Esas palabras, pronunciadas serenamente, sacudieron al prior como un látigo.


La antigua cueva donde la sajona Santa Berta había pasado su vida adulta -hasta que abruptamente los invasores daneses acabaron con ella- era del todo inadecuada para la labor de Adelia. Aparte de que sus espesos muros conservaban el frío del interior y de que estaba aislada en medio de un pantano -en el extremo más lejano de las praderas pobladas de ciervos de Barnwell-, su estrechez y oscuridad no podía suplirse con los faroles que el prior había provisto. La rendija que hacía las veces de ventana estaba cerrada con un cilindro de madera. Las plantas de perifollo que llegaban a la altura de la cintura proliferaban alrededor de una minúscula puerta debajo de un arco.

Al demonio con todo aquel secreto. Sería necesario dejar la puerta abierta para tener suficiente luz. El lugar estaba invadido por las moscas que trataban de entrar. ¿Cómo esperaban que pudiera trabajar en esas condiciones?

Adelia puso su morral de cuero de cabra sobre la hierba y lo abrió para verificar su contenido. Cuando volvió a hacer el inventario tuvo que admitir que estaba demorando el momento en que tendría que abrir la puerta.

Se sintió ridicula. No era una aficionada. Se arrodilló rápidamente y pidió a los muertos que estaban del otro lado de la puerta que la perdonaran por manipular sus restos. Pidió que le recordaran el respeto que les debía. «Permitidme que vuestra carne y vuestros huesos me cuenten lo que vuestras voces no pueden decir».
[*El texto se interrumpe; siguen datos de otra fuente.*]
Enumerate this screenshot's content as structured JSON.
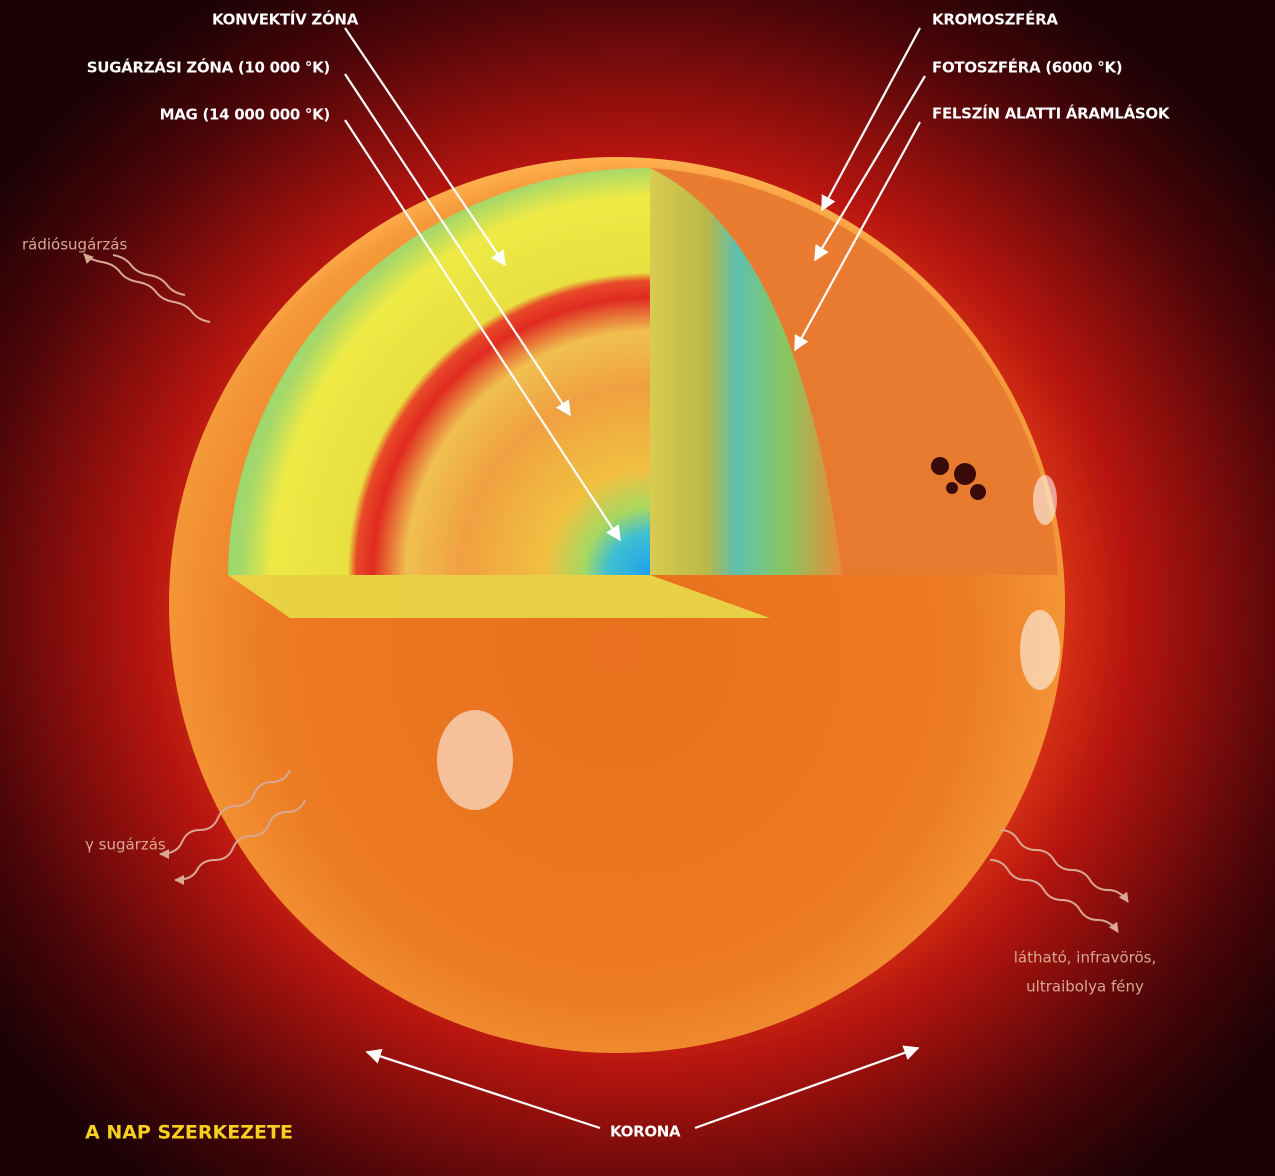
{
  "title": "A NAP SZERKEZETE",
  "interior_labels": [
    {
      "label": "KONVEKTÍV ZÓNA"
    },
    {
      "label": "SUGÁRZÁSI ZÓNA (10 000 °K)"
    },
    {
      "label": "MAG (14 000 000 °K)"
    }
  ],
  "surface_labels": [
    {
      "label": "KROMOSZFÉRA"
    },
    {
      "label": "FOTOSZFÉRA (6000 °K)"
    },
    {
      "label": "FELSZÍN ALATTI ÁRAMLÁSOK"
    }
  ],
  "radiation_labels": [
    {
      "lines": [
        "rádiósugárzás"
      ]
    },
    {
      "lines": [
        "γ sugárzás"
      ]
    },
    {
      "lines": [
        "látható, infravörös,",
        "ultraibolya fény"
      ]
    }
  ],
  "corona_label": "KORONA"
}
Siempre repetía esa frase. Ignoraba si los muertos la oían, pero su ateísmo no llegaba tan lejos como el de su padre adoptivo. Sin embargo, sospechaba que lo que tenía por delante esa tarde podría hacer que así fuera.

Se irguió, se puso el delantal de hule que llevaba en el morral, se quitó el sombrero y se ajustó en la cabeza un casco de gasa con una pieza de vidrio en la parte de los ojos. Y abrió la puerta de la celda.


Sir Roland Picot disfrutaba de la caminata, satisfecho consigo mismo. Sería más fácil de lo que había pensado. Una mujer loca, y extranjera, no tendría más remedio que sucumbir ante su autoridad, pero era una recompensa excepcional que alguien de la jerarquía del prior Geoffrey también estuviera bajo su dominio por haberse asociado con esa mujer.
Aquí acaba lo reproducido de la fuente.